Highly Recommended Reading: "The Last Summer of the Camperdowns" by Elizabeth Kelly.




If sometime in the next few months you plan to be stretched out on a chair somewhere with a book, here is a title to consider:  The Last Summer of the Camperdowns by Elizabeth Kelly.  I greatly enjoyed this funny, scary, tense, and memorable novel.  

The novel takes place in the summer of 1972 on Cape Cod.  The protagonist is a 12-year-old girl, Riddle James Camperdown.  Riddle witnesses something dreadful and is terrorized into keeping what she saw a secret.  The secret and her fear reverberates, shaking loose other secrets, and changing Riddle and her parents forever.

Elizabeth Kelly's writing is fresh and energetic, and the plot structure is fantastic. Kelly creates incredible suspense and a long note of tension that is broken only at the very end of the book, when much of what we think we know gets turned onto its head.  At the very end, I had tears in my eyes and could only think one thing: Wow.

The Last Summer of the Camperdowns is a very good book and highly recommended reading.




   

Thursday, May 2, 2013

The Current Reading List: "The Last Summer of the Camperdowns" and More.

Lake Monona Morning.


Despite a great many distractions and a lengthy to-do list, I'm managing to find time to finish a terrific new book, The Last Summer of the Camperdowns by Elizabeth Kelly.  I plan to write about it here shortly.  After Camperdowns, I have a stack of books to work down, including:


Salvation of a Saint by Keigo Higashino, and


Given that President Obama is visiting Mexico this week, I think I'll start with This Love is Not for Cowards, which received good reviews when it was published last year.  In the book author Robert Andrew Powell writes about a season of soccer in Ciudad Juarez.  Ciudad Juarez is just across the Rio Grande from El Paso, Texas.  A snarl of murder and gang violence, Ciudad Jarez has been called the world's most dangerous city.  It should be an interesting read.   

Tuesday, April 9, 2013

Poetry Fans, Let's Check This Out: "The Best of the Best American Poetry".

Check out this article in which David Ulin of the L.A. Times reviews The Best of the Best American Poetry, a collection of the 100 best poems that appeared over the last 25-years in the Best American Poetry anthology series.

I love the series.  I'm buying this book!


Saturday, March 30, 2013

Saturday is Perfect for Poetry.

 


It is Saturday, a good day to pull things together:  Grocery shop.  Do the laundry.  Take care of the car.
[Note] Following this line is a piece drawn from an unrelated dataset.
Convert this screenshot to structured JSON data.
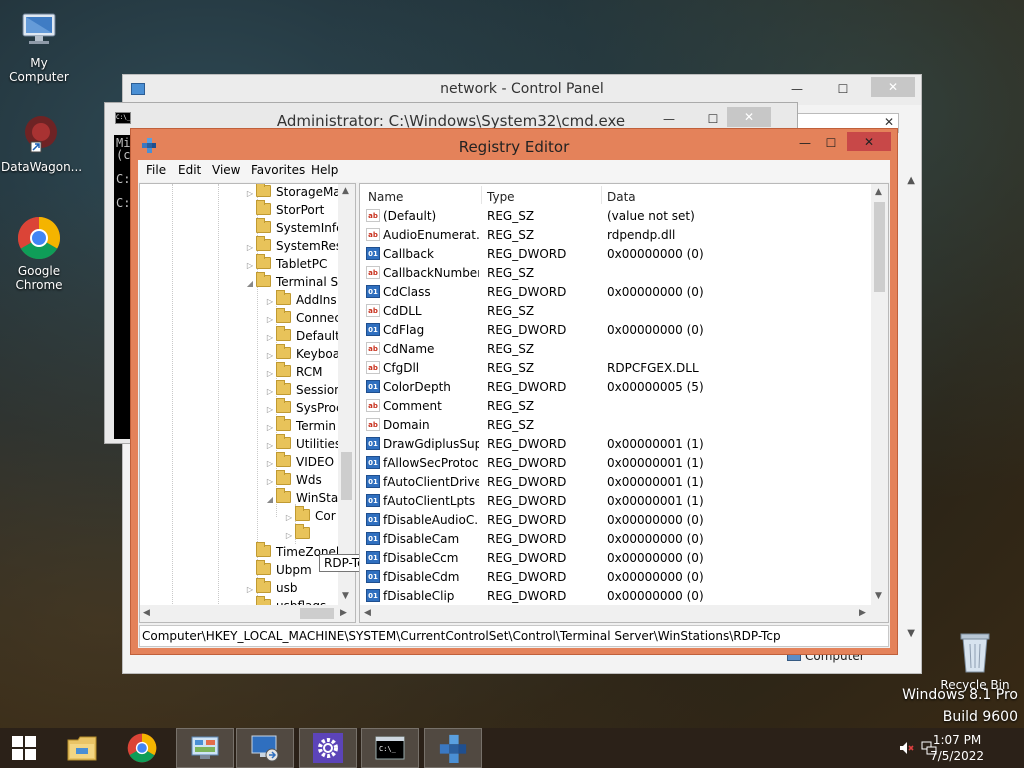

On Saturday, amends are made for weekday shortcuts:  A longer run for Fido at the dog park.  Ride your bike all the way around the lake.  Play with the kids.  Call mom.

On Saturday night we freshen up, unkink, wiggle our toes.

This kind of day, Saturday, is made for poetry.  It's a shot of fresh language directly into the brain.  Or a pleasantly familiar visit, like getting together with your old friend Shakespeare.  For example, a fun, short burst of poetry is found in Shakespeare's witches' chant from Macbeth.  It's great writing to read out loud.  Go ahead and try it; and give it a little punch, a little drama.

Double, double toil and trouble;
Fire, burn; and, cauldron, bubble.
Fillet of a fenny snake,
In the cauldron boil and bake;
Eye of newt, and toe of frog
Wool of bat and tongue of dog,
Adder's fork, and blind-worm's sting,
Lizard's leg, and owlet's wing, -
For a charm of powerful trouble,
Like a hell-broth boil and bubble.

Did you smile after reading it aloud?  I do.

Unlike many other forms of writing, poems can have tremendous staying power.  For years I've carried in my wallet a poem called Fool's Errands by Kay Ryan that I'd read in the New Yorker.  It's a short poem with simple language, but perfectly captures and explains a joy that I've seen myself.  Here is the link.   Another poem I've hung onto after reading it in the New Yorker is by Michael Longley and called Cloudberries.   The title alone hooked me; I love the word 'cloudberries'

Something as fun, surprising, and engaging as poetry has to be good for you, right? Why not take a moment this Saturday to read, or write, some poetry.